A United Kingdom: Movie Review
RATING:
PG-13 for some language including racial epithets and a scene of sensuality
GENRES:
Biography, Drama, Romance
RELEASE:
February 10, 2017
STARRING:
David Oyelowo, Rosamund Pike, Jack Davenport, Tom Felton, Laura Carmichael, Terry Pheto, Jessica Oyelowo
DIRECTOR:
Amma Asante
DISTRIBUTOR:
Fox Searchlight Pictures
A real-life story does not always a good movie make. Fox Searchlight's A United Kingdom finds itself in the magnificent minority.
From British director Amma Asante (who brought us the 2013 indie period drama Belle) comes an intimate and sweeping love story, one that survived against all obstacles -- foreign and domestic.
While studying in London in the late 1940s, Seretse Khama (David Oyelowo) falls in love with a local girl named Ruth Williams (Rosamund Pike). Their affinity for jazz -- and each other -- spurs on a budding romance despite the rancour their being together -- as a white English woman and an African prince -- begets. Summoned home to take his place as King of Bechuanaland, Khama and Ms. Williams wed in secret. Their elopement causes a rift that reaches the far corners of the earth.

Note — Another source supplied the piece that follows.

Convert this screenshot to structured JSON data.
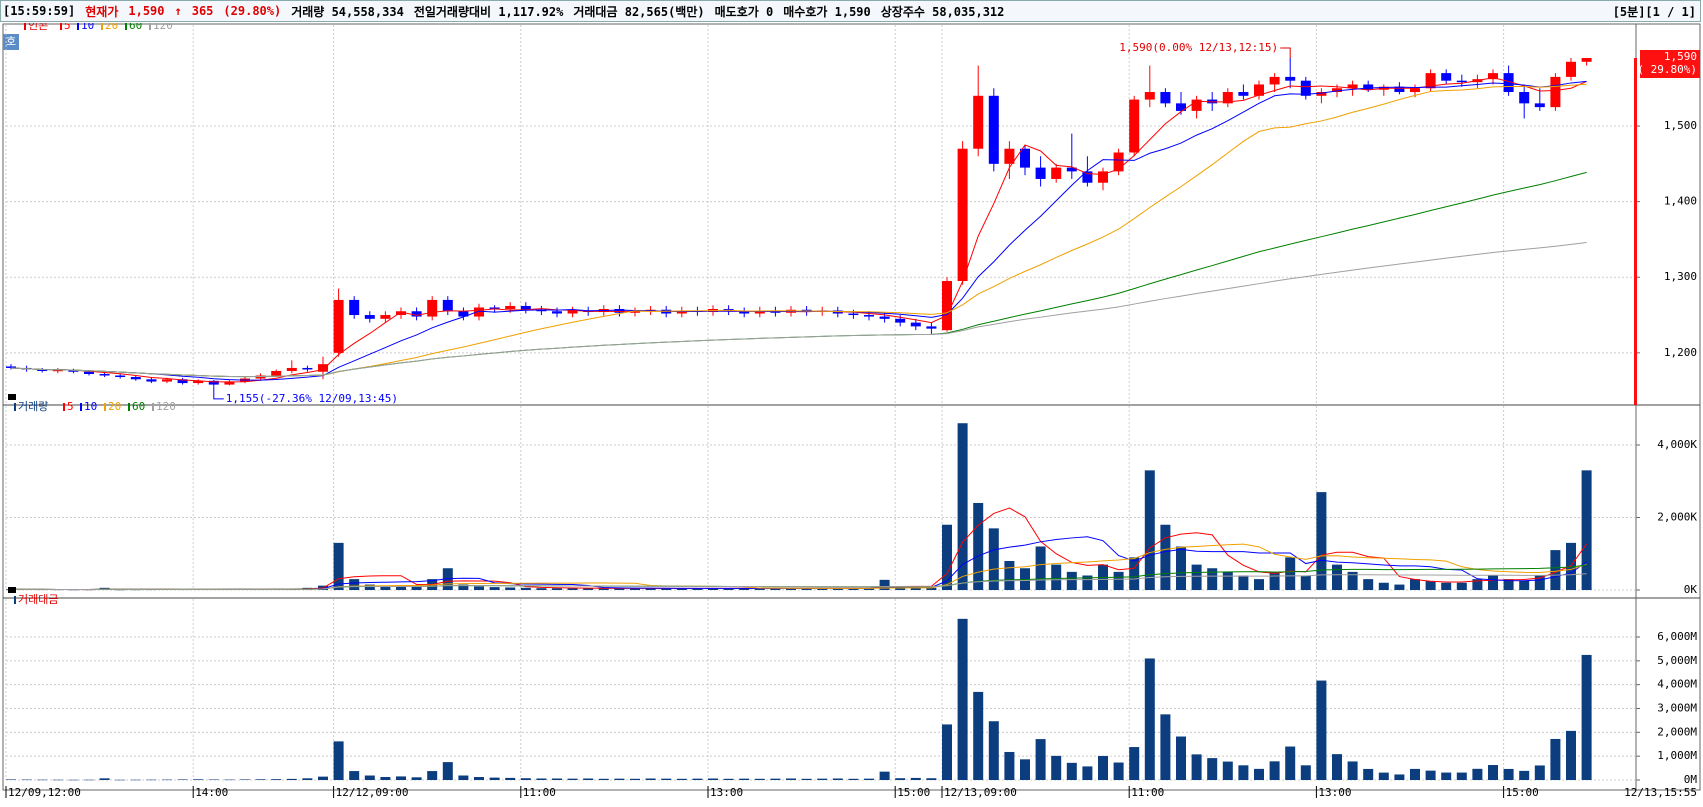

Filmed in England and Botswana (modern-day Bechuanaland), A United Kingdom drops moviegoers into another time and place -- all the while engaging us in this personal drama. Asante's film isn't merely a history lesson -- though much can be learned from it.
Beautifully acted, scripted, and filmed, A United Kingdom offers audiences an honorable love story, one for the ages, at the movies this Valentine's Day weekend.
Supported by the terrific performances of its two leads, this historical drama tugs at every emotion. You'll celebrate every triumph, mourn and rebuke every injustice this loving couple endured -- from all sides.
Rated PG-13 for some language including racial epithets and a scene of sensuality, A United Kingdom isn't appropriate for children. Offensive slurs are used. A number of scenes show characters drinking alcohol. There's a sex scene that occurs after the elopement, but it's tastefully done.
Asante's film does a service to Khama and Williams, telling their heartbreaking and heartwarming love story well. It encourages all of us to hold fast to hope when Khama speaks these poignant words (ones that ring true especially in these divided days) to his distraught wife:
"Let us not allow the ugliness of this world to take our joy away from us."